According to the professor in Faculty of Cultural Sciences of UGM, Prof. Dr. Sjafri Sairin, the mentality of ‘trespassing’, gaining benefit without labour, has become the factor for the culture of collusion, corruption and nepotism in socio-political life. “To reach this goal, they are willing to undergo unofficial, sometimes illegal, mechanisms, said Nugroho Trisnu Brata, doctoral student, revealing the thought of Prof Sjafri Sairin in a discussion on culture of Prof. Sjafri Sairin and Prof. Faruk HT in the Koesnandi Hardjasoemantri Cultural Centre of UGM, Wednesday (13/2).
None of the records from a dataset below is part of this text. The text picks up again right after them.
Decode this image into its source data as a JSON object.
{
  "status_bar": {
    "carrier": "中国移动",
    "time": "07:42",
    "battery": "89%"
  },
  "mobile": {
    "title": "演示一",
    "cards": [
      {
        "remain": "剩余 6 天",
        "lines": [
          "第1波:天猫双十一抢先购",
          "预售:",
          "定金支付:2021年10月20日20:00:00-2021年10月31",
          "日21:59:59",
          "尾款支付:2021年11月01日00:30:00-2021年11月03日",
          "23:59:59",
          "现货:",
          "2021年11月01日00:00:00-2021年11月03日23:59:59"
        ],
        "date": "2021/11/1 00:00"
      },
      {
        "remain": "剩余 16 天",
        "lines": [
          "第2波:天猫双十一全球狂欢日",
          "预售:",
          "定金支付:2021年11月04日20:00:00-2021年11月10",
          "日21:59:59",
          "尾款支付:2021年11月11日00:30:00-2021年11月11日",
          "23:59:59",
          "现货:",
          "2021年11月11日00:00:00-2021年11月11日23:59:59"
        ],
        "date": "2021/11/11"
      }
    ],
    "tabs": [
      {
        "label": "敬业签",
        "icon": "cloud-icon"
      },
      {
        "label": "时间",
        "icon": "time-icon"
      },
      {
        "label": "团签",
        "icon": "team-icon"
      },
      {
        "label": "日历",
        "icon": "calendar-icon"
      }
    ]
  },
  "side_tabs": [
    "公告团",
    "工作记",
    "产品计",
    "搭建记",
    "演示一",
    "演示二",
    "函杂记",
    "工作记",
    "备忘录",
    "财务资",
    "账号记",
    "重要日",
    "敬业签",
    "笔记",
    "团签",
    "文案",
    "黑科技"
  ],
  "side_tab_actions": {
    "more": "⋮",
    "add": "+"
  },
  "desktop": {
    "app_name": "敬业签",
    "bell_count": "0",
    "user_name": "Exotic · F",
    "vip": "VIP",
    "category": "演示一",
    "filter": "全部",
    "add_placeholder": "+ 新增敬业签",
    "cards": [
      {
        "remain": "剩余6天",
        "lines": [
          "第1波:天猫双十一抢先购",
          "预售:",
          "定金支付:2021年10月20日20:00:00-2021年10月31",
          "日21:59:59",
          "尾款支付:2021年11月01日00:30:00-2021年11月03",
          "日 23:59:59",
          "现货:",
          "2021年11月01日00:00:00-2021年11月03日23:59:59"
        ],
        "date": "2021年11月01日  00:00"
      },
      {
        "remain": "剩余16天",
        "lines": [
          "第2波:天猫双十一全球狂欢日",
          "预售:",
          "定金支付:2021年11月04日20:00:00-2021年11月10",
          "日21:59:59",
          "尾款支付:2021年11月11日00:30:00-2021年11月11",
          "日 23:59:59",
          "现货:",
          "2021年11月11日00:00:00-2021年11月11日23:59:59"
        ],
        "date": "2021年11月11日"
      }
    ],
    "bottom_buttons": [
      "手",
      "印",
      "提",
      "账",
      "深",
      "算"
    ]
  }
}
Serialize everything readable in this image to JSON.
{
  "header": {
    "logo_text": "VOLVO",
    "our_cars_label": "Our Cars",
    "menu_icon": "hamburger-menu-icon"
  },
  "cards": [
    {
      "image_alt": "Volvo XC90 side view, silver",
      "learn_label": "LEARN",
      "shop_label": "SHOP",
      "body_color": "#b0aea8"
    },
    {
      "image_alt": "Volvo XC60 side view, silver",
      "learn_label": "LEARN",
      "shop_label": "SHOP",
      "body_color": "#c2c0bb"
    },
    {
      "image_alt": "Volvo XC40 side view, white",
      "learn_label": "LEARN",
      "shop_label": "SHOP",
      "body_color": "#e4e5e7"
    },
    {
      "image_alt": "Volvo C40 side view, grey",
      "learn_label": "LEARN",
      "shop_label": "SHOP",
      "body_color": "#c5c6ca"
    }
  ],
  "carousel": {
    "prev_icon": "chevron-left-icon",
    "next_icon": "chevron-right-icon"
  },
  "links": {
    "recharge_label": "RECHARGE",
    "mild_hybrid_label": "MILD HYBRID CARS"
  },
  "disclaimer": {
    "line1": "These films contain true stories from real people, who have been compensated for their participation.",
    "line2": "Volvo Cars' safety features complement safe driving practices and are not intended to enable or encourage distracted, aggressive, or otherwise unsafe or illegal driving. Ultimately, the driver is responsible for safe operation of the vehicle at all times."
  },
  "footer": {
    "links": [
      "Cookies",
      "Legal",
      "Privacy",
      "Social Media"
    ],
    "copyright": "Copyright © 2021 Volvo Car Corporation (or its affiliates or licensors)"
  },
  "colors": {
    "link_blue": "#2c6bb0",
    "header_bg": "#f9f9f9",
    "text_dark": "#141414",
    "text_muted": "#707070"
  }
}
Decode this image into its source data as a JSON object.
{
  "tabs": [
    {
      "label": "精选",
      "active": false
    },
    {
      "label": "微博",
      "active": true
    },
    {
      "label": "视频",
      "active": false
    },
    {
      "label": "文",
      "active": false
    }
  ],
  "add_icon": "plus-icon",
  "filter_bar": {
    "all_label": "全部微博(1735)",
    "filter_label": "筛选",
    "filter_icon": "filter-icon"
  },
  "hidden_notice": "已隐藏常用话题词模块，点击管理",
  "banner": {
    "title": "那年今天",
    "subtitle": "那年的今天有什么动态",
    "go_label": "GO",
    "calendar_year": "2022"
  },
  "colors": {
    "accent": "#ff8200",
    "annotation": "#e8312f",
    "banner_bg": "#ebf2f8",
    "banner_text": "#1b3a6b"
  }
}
Nugroho added that the mentality as mentioned by Sjafri Sairin is found in the phenomenon of acceptance of civil servants or non-civil servants, students, and in the phenomenon of working to gain as much wealth as possible. “The mentality of trespassing can become the starting point for corruption, collusion and nepotism,” he said.
Such mentality indicates that society has not fully left the old life pattern behind, nor coming to terms with the new life pattern. “They don’t have a clear cultural reference, very easy to be influenced and provoked,” he said.
Sjafri Sairin is a chairman of the Centre. The Centre was established by Prof. Dr. Umar Kayam in 1977. After Prof. Kayam, the institution was managed by Prof. Dr. Sjafri Sairin for 6 years and succeeded by Prof. Dr.Faruk H.T. Until 2005, the Centre was chaired by Dr. Widya Nayati up to early 2013, when it was chaired by Dr. Aprinus Salam.